ESTIMATING THE NUMBER OF PULSES IN A MASS EXTINCTION

Most previous work on the Signor-Lipps effect has focused on testing whether taxa in a mass extinction went extinct simultaneously as opposed to gradually. Many authors, however, have proposed scenarios in which taxa go extinct in distinct pulses or stages. Little methodology has been developed for quantifying characteristics of such pulsed extinction events. Here we introduce a method for estimating the number of pulses in a mass extinction, based on the positions of fossil occurrences in a stratigraphic section. Rather than using a hypothesis test and assuming simultaneous extinction as the default, we reframe the question by asking what number of pulses best explains the observed fossil record.

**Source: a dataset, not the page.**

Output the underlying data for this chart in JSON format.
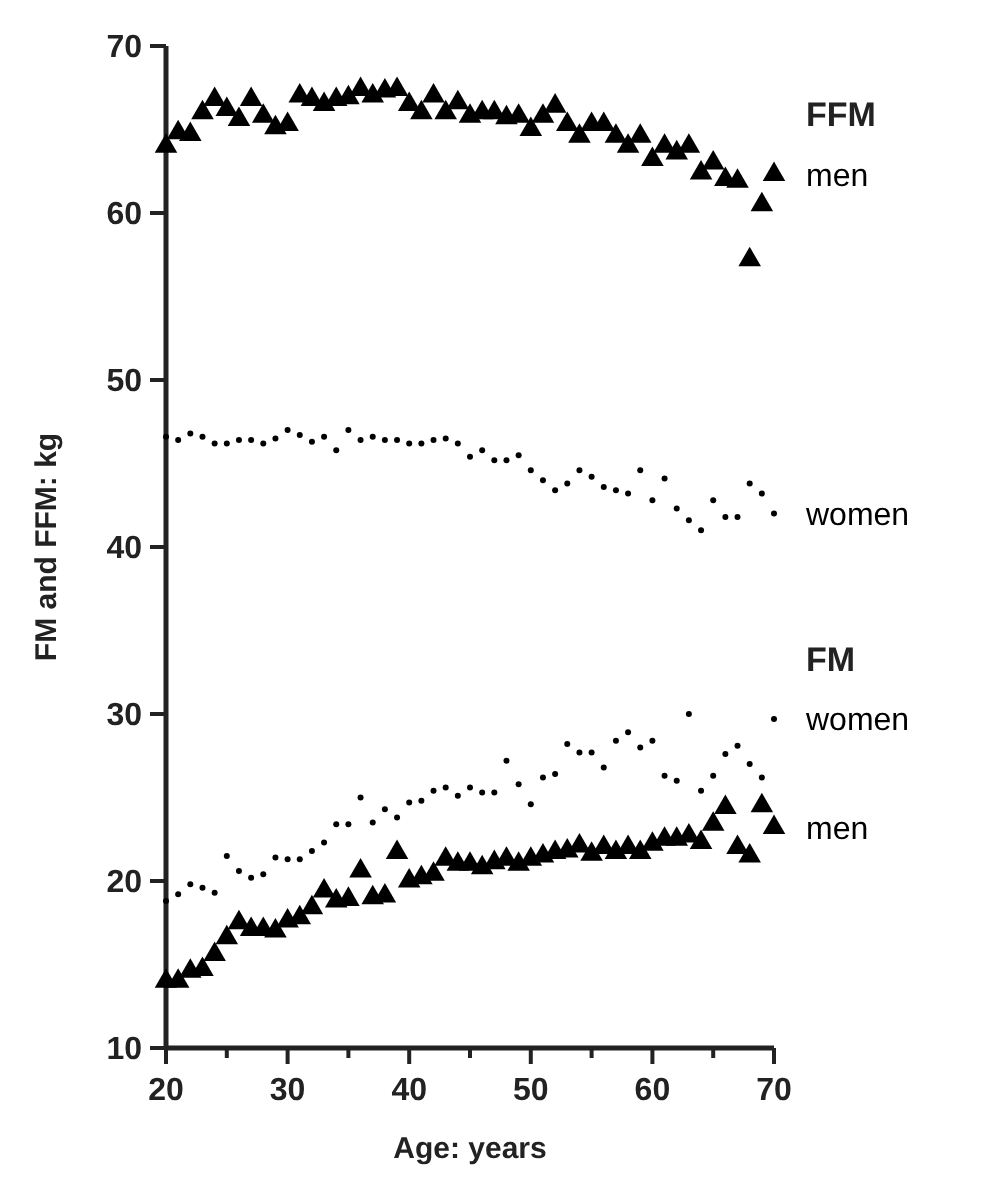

Using a two-step algorithm, we are able to estimate not just the number of extinction pulses, but also a confidence level or posterior probability for each possible number of pulses. In the first step, we find the maximum likelihood estimate of the extinction pulse locations for each possible number of pulses. In the second step, we calculate the Akaike Information Criterion (AIC) and Bayesian Information Criterion (BIC) for each possible number of pulses, and then apply a k-Nearest Neighbor classifier to the set of AIC and BIC weights. This gives us a vector of confidence levels for the number of extinction pulses — for instance, we might be 80% confident that there was a single extinction pulse, 15% confident that there were two pulses, and 5% confidence that there were three pulses. Alternately, we can state that a 95% confidence interval for the number of extinction pulses is (1,2). We demonstrate the method using datasets on Late Cretaceous ammonites, for which a simultaneous extinction is strongly supported, and Cenomanian/Turonian foraminiferans, for which a gradual extinction with several pulses is supported.